Volunteering or joining a mission group offering oral healthcare can make up a critical part of a dental assistant’s practical learning and achievement. It allows you to grow your skills set, network with other like-minded professionals and help others in need. And opportunities like these abound, both at home and abroad.
You could make a difference in the lives of economically disadvantaged people anywhere from a day in a rural community, to two weeks in an entire village in the Nepalese hills or the Honduran rainforests.
And not only are you helping others in need, you are gaining invaluable experience to develop into a well-rounded practitioner. RDH and B.Sc. graduate Jennifer Hasch emphasizes the importance of providing dental outreach to underserved communities from a practitioner’s standpoint: “Connecting with other clinicians who are determined to make an impact, and gaining experience with mobile and portable dentistry will help prepare you for the clinical challenges you may face.”
As far as a mobile opportunity locally or statewide, schools and community health centres can be a good place to start. You can locate a participating community health centre here.
Additionally, you can serve children from low-income families through Give Kids A Smile, an initiative supported by the ADA Foundation, or contact the Dental Lifeline Network (DLN) for similar volunteer openings.

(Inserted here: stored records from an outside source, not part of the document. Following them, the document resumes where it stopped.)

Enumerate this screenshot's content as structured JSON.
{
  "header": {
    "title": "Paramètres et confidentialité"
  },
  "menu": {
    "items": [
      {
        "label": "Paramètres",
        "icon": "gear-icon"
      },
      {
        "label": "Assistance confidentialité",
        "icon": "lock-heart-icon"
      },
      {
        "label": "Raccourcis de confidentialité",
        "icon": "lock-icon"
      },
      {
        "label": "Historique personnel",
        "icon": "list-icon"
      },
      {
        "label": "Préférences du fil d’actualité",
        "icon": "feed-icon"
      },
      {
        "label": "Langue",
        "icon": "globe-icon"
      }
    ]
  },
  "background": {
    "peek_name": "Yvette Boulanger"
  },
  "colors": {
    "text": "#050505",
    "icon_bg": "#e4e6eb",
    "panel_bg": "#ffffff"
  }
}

You can find a number of opportunities to extend your care beyond your local or national communities. If you find yourself available for one week or more, Health Volunteers Overseas (HVO) Dental Education Program and Global Dental Relief offer extraordinary chances to make significant contributions to patients living in underserved areas.
Mobile dentistry services
Some dental assistants feel the need to move around, relieving themselves of the pressure or mundanity of working in the same dental environment day in, day out. Others like to work in various practice scenarios to gain a wealth of experience with different patient profiles, procedures and processes, particularly when just starting out. If working in rural communities or travelling overseas is outside your comfort zone, mobile practice still provides professional development in a variety of locations closer to home.
Placement agencies can help in this regard, matching you up with appropriate assignments based on their needs, and your skills and availability. Some agencies will act as an intermediary between you and the practice to ensure working conditions are adequate and hourly wages are paid on time. Others even arrange housing for you.
A placement agency can offer temporary or contract positions, temporary contract-to-hire, or full-time permanent placements. Many will oversee Workers Compensation issues as well.
Another new advancement in the temporary placement arena are digital job-finding platforms.. These applications allow for dental practices and dental employees alike to search for suitable matches. Cloud Dentistry is one such option.
As a dental assistant, a digital job searching platform allows you create a professional profile that includes your education, credentials and experience for potential employers to view. You can upload a photo, set your days and hours of availability, and let the magic happen.
Practitioners can view your profile and make direct contact with you if they feel you are a good fit, cutting out the placement agency middleman, and giving all participants more autonomy in their assignment coverage.
As a travelling dental assistant, you have the opportunity to give back to communities experiencing crises in their oral hygiene. And volunteering or working for a mission can be one of the most rewarding elements of your career — and to patients’ lives.
Beyond that, placement agencies and mobile dentistry applications allow you to live a life of travel, while practicing your passion.So what are you waiting for?